Authentication and security
Your automation will probably access data and systems that are protected by requiring users to sign in. Different automation scenarios require Power Automate to use different authentication methods.
Before you set up your automation, you should ask yourself how you currently sign in to the systems or computers to do the tasks manually. Below are some examples of different types of authentication (sign-ins) that can be used when automating with Power Automate.
To set up the automation, make sure you have the necessary authentication (sign-in) information ready. You'll need this information when you're making a new connection to set up your automation, setting up to access data via an on-premises data gateway, or when using desktop flows.
On-premises data gateway
For desktop and website automation, an on-premises data gateway is required so that programs that are installed on the on-premises computers (for example, browser extensions and Power Automate Desktop) can be accessed from the Power Automate cloud-based service. More information: Install an on-premises data gateway
Authentication by using Microsoft 365 and Microsoft Entra ID
This is the authentication for any automation that you use with Microsoft services. When the automation is run, it runs on behalf of the user who's running the automation and not the user who set up the automation originally.
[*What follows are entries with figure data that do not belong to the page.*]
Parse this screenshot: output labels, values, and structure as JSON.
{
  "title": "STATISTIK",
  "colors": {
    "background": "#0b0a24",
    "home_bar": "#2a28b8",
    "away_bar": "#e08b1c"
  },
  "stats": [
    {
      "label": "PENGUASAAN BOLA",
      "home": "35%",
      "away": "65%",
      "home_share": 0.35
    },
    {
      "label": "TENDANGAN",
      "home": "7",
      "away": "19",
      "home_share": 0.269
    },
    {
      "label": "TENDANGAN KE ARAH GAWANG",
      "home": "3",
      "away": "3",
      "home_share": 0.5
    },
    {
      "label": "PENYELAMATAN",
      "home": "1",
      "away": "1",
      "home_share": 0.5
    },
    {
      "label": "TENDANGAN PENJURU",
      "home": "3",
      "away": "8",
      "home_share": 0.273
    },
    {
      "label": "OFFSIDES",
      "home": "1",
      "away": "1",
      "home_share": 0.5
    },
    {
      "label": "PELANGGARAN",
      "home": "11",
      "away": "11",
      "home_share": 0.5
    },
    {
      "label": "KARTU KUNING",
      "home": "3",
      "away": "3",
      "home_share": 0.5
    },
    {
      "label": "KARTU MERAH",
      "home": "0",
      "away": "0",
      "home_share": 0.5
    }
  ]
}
Authentication by using a username and password
This type of authentication is used for systems and services that have an independent system other than what's used with Microsoft 365 and Microsoft Entra ID, with a separate username and password. Sign-ins for services such as Google, Facebook, and Twitter all have their own methods for authentication. Some enterprise systems provide single sign-on (SSO).
In the expense reporting example, the online banking system has its own sign-in ID and password.
Authentication by using an on-premises system or Windows sign-in
This type of authentication will be required if you're planning to automate with the Power Automate Desktop application or desktop flows. It's separate from Microsoft 365 or Microsoft Entra ID. If a computer is connected to a corporate network, it's highly likely that it uses Windows Server Active Directory.
Authentication by using a shared key
This authentication is usually used for online services and is used for system-to-system (API) automation where the services are shared across the company. This is typically provided and set up by your IT department, where the connector is shared with you.